The quotient rule of logarithms states that \( \log_b \left(\frac{m}{n}\right) \) equals \( \log_b (m) - \log_b (n) \). Therefore, we can express \(\log _{6}\left(\frac{36}{\sqrt{x+1}}\right)\) as \(\log _{6}(36) - \log _{6}(\sqrt{x+1})\)

The change of base formula states that \( \log_b a = \frac{\log a}{\log b} \). We know that \( \log _{6}36 = 2 \) because 6 squared equals 36. Therefore, this part of the expression is 2 and doesn't need further simplification.

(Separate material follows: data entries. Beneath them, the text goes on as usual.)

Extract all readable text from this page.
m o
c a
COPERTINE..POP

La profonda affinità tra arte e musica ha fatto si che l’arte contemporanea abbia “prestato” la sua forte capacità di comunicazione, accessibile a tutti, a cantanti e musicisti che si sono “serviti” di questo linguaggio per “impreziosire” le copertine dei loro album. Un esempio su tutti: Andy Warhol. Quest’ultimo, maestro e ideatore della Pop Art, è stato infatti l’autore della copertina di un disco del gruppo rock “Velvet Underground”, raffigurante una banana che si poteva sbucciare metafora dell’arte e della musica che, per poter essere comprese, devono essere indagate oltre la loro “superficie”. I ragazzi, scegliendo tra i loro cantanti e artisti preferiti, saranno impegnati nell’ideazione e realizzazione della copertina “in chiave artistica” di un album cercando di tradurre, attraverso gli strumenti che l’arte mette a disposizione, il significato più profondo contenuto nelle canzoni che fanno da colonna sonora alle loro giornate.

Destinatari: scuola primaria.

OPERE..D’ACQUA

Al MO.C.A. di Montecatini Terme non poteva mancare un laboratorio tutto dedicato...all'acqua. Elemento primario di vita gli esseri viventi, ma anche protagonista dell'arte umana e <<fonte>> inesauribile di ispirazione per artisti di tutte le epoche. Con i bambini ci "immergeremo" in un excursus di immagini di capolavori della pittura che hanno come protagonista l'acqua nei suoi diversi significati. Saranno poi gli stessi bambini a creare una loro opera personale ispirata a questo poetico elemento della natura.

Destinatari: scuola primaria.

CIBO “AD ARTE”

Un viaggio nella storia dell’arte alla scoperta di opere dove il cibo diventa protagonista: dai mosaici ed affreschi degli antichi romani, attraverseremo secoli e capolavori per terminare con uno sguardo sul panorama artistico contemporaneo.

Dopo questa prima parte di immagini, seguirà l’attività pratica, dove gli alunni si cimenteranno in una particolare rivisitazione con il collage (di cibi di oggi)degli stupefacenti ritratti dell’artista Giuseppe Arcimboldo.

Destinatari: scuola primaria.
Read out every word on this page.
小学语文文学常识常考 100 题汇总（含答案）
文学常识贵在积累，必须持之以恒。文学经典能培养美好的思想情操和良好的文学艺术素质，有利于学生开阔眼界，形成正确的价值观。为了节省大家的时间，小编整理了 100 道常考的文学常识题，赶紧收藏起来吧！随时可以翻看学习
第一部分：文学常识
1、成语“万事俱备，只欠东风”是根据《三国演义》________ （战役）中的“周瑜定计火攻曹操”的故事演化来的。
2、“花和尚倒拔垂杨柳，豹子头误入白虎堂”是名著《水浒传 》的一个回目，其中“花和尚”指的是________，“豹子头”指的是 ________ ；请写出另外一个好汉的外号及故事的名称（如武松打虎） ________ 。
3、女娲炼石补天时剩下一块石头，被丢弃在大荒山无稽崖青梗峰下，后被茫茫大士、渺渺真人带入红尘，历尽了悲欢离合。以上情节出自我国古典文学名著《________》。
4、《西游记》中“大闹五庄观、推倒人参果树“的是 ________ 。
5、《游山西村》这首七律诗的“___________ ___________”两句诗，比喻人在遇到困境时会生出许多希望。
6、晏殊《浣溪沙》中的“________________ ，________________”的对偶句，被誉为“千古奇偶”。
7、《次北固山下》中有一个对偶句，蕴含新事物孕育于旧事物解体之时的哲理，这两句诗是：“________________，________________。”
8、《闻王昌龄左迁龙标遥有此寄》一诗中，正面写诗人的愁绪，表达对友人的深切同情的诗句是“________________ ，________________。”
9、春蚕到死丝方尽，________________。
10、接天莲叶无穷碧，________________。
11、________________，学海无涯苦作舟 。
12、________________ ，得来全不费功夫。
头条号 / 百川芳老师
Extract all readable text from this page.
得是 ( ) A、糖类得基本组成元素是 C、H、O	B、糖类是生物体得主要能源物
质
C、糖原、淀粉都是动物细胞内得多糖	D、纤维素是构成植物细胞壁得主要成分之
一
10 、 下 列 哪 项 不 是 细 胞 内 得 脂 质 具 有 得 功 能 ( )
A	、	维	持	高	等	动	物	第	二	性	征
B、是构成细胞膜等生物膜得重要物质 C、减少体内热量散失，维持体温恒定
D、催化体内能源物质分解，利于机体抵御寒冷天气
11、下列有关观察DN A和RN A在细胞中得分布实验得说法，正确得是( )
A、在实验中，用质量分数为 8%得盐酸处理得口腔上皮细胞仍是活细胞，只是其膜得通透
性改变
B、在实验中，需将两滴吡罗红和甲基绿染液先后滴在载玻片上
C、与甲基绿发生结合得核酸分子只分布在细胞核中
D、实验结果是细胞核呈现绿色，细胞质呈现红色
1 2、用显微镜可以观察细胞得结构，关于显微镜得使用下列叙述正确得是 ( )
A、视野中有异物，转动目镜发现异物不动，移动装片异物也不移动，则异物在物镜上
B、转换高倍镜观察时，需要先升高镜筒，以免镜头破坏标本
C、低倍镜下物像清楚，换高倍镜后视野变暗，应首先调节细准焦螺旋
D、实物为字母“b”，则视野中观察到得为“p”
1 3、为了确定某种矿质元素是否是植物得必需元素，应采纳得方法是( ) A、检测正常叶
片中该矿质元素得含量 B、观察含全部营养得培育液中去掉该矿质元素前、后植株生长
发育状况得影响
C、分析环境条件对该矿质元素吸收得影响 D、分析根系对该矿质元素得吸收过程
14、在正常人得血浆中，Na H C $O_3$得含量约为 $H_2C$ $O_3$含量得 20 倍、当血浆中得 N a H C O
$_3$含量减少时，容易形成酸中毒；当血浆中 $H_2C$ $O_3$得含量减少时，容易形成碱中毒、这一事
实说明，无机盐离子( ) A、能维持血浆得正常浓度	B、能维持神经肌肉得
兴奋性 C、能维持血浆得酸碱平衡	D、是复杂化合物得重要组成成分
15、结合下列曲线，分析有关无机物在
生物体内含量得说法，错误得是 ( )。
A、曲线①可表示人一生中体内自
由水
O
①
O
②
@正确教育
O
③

For \( \log _{6}(\sqrt{x+1})\), we can apply the rule that states \( \log \sqrt[n]{b} = \frac{1}{n} \log b \) . Therefore, \( \log _{6}(\sqrt{x+1}) = \frac{1}{2} \log _{6}(x+1)\). We can apply the change of base formula to get \( \log _{6}(\sqrt{x+1}) = \frac{1}{2} \cdot \frac{\log (x+1)}{\log 6} \).

Now, substitute the results from Steps 2 and 3 back into the expression we got in Step 1: \(2 - \frac{1}{2} \cdot \frac{\log (x+1)}{\log 6}\). This is the final expanded form of the initial logarithmic expression.